Mr. Jekielek: Please tell us about Remdesivir. How did this protocol play out?
Ms. Paul: It was financially incentivized by the CARES Act [Coronavirus Aid, Relief, and Economic Security Act], which is $2.2 trillion to deal with COVID and hundreds of billions going to the hospitals. But for the hospitals to collect that big money, they had to do certain treatments. The government paid out huge bonuses if they used Remdesivir and if they ventilated. Both those treatments are extremely dangerous and often fatal, but the government paid for them.
If you’re admitted into the hospital with COVID, the money meter starts going. The hospital receives a 20 percent boost in the bill if they give you Remdesivir, and that’s a lot of money. Remdesivir destroys the kidneys. It’s acquired the nickname, “Run, Death is Near,” because it quickly became obvious that it was killing patients. It was Dr. Anthony Fauci who said, “This is the drug I want to be the first and only emergency-use-authorized, FDA-approved drug for COVID.”
One important point to mention is that there was no informed consent in the hospitals. Word got around quickly that Remdesivir was deadly, so patients started showing up at the hospitals saying they didn’t want it. They had signs saying, “No Remdesivir.”

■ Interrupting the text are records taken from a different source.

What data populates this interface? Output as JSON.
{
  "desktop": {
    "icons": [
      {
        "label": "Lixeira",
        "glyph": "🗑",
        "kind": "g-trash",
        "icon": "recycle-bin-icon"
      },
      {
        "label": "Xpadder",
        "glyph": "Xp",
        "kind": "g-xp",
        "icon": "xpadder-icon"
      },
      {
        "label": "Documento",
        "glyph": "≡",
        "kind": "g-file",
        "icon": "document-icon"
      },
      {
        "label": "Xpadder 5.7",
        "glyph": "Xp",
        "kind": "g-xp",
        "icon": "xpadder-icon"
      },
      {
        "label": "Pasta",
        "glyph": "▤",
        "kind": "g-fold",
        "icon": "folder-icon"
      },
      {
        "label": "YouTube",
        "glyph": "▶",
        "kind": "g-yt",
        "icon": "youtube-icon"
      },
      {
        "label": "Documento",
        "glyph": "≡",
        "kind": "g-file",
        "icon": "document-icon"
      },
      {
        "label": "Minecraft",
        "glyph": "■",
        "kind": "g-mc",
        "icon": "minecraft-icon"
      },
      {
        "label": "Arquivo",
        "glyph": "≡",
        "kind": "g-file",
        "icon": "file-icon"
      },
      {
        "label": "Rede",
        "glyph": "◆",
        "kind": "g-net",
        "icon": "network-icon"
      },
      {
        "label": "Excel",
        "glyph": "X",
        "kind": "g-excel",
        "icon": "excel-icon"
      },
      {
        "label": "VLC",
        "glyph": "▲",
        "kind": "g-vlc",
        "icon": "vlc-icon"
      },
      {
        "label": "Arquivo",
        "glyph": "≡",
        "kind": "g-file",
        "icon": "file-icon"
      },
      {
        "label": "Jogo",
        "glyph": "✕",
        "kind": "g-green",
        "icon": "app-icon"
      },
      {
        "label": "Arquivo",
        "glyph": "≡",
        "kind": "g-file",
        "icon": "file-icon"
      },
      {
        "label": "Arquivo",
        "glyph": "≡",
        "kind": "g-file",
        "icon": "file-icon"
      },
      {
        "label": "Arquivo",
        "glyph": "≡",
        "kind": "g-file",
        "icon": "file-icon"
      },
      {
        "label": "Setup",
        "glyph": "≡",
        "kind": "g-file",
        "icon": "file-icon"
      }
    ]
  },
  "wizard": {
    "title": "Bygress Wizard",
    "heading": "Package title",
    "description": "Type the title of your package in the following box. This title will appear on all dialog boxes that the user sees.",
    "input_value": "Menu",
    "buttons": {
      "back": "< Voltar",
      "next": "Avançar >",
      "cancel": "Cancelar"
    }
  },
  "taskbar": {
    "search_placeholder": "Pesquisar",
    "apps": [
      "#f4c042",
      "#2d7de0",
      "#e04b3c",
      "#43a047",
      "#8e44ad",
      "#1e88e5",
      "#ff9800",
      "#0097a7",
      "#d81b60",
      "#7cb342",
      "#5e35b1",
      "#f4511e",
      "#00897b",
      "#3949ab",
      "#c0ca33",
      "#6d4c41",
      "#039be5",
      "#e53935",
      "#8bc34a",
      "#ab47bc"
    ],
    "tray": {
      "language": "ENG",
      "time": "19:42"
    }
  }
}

Rebecca Stevens, for example, was an avid reader of The Epoch Times who heard about Remdesivir from you. She said, “No Remdesivir” five separate times, and that is documented in her medical records. They gave it to her anyway, and they didn’t tell her. Now, her five grandsons don’t have their grandma.
Many groups are working on this, like the COVID-19 Humanity Betrayal Memory Project (
CHBMP.org). They’ve gotten a thousand testimonies so far, and they’re getting more every day. You can find them online. People who lost their loved ones in the hospital have volunteered to get testimonies from other families. It’s painful for them, but they’re doing it. They have analyzed them and found 25 commonalities.
Mr. Jekielek: Please tell me what some of the commonalities are.
Ms. Paul: One commonality is that they isolate you from your family, then they give you Remdesivir. They use the resulting shutdown of your kidneys and retention of fluids to say, “You can’t handle food and water now.” Then they starve and dehydrate these people. It’s horrible. They are told, “You’re sick with COVID,” but they’re not treating you for COVID.
The next step is ventilation. It was a big-ticket item in terms of the financial incentives. Ventilation is horrible and painful. You get intubated and you lose your ability to speak and communicate.
With intubation, you couldn’t speak to your family on the phone anymore. That was another one of the 25 commonalities. In some places, they hid your phone or they put your phone and your call button deliberately out of reach. They didn’t want you communicating.
Mr. Jekielek: Any final thoughts?
Ms. Paul: I want to leave this interview with a tribute to the wonderful people at the COVID-19 Humanity Betrayal Memory Project. They’ll help you find a support group if you need one.
This interview was edited for clarity and brevity.